Le droit successoral suisse est désormais sorti de son processus de révision amorcé il y a plus d’une décennie. Cette phase de révision achevée, il est permis d’esquisser quelques brèves et partielles réflexions sur les enjeux politiques et sociologiques du droit successoral révisé.
Le principe fondateur de la réserve héréditaire aura bien sûr été au centre de tous les débats. Noyau dur de la transmission successorale, elle est un gage de la solidarité familiale notamment intergénérationnelle. Elle permet aussi de garantir une égalité de traitement minimale entre les héritiers les plus proches en évitant de complètes discriminations, potentiellement arbitraires. L’on sait à quel point la question de l’égalité est sensible et touche au sentiment profond de justice – ou plutôt d’injustice – intra-familiale.
Au fil du temps, la part réservataire imposée à toute succession helvétique a néanmoins été mise en lumière comme restreignant trop la liberté de disposer du testateur. Au terme de la révision, en place depuis le 1er janvier 2023, la part réservataire aura ainsi été revue à la baisse, mais de façon prudente et mesurée (réduction de la réserve des descendants à la moitié de leur part légale, en lieu et place des trois-quarts, et suppression de la réserve des parents). Et, en réalité, son importance n’aura cessé d’être réaffirmée au cours du processus législatif.
L’autre constat qui se dégage de la révision est que la réserve héréditaire est et restera, en tout cas à moyen terme, la chasse gardée de la famille « juridique », soit celle qui peut se prévaloir d’un lien de filiation ou d’un lien matrimonial avec le défunt (dans ce dernier cas, jusqu’au dépôt valable d’une demande de divorce). En revanche, malgré les ambitions d’une motion parlementaire (dite « motion Gutzwiller »), le pouvoir législatif aura fait fi des partenaires de vie non mariés, qui restent les grands laissés-pour-compte de la réforme.
Partant de l’idée ambitieuse du motionnaire d’une réserve héréditaire pour le concubin, le processus législatif aura rapidement dérivé vers un « legs d’entretien » pour dégringoler ensuite vers une « créance d’assistance » visant uniquement les cas de rigueur, laquelle n’aura finalement même pas passé la rampe. Se réduisant comme peau de chagrin au fil du processus législatif, c’est finalement le néant qui s’est abattu sur la protection spécifique prônée à l’origine pour les concubins.
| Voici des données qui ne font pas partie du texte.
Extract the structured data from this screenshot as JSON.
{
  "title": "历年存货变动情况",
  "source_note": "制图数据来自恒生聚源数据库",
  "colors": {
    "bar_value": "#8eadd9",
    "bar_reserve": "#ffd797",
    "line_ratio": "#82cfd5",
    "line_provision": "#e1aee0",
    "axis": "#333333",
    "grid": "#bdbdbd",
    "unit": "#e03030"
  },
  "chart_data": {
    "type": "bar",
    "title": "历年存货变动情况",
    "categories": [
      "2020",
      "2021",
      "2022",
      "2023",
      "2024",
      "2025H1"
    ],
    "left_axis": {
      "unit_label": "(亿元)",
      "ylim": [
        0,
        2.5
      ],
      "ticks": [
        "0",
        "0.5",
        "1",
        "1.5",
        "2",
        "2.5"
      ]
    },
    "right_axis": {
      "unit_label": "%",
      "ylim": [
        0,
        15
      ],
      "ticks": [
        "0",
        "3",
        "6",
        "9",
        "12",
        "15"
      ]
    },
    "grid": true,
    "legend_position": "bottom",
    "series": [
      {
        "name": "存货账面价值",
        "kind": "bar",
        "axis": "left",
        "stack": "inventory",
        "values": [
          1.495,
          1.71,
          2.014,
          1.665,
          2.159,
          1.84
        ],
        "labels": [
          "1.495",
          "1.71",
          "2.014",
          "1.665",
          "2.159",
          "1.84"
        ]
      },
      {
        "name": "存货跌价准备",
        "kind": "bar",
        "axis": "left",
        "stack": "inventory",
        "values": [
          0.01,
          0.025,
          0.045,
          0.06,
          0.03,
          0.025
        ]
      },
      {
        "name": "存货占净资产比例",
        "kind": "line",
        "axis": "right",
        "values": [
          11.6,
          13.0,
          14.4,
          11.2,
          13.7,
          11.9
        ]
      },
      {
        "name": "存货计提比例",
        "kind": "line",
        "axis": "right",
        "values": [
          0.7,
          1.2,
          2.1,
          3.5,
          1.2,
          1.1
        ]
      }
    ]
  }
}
Cette âpreté du système légal est certes contrebalancée par une plus grande quotité disponible pouvant désormais être attribuée – de façon volontaire – au concubin, vu notamment le rétrécissement de la réserve des enfants. Ce pansement ne déploiera toutefois ses vertus curatives que lorsque le traitement fiscal de la succession, apanage des cantons, aura été adapté et cessera de traiter les concubins comme de simple tiers à l’égard du défunt, en leur appliquant le taux d’imposition maximal (à Genève, jusqu’à 54.6 %). À l’heure de la mutation profonde de la société, il est impératif de renoncer à l’assommoir fiscal pour le concubin survivant, afin de disposer enfin d’un droit successoral équilibré.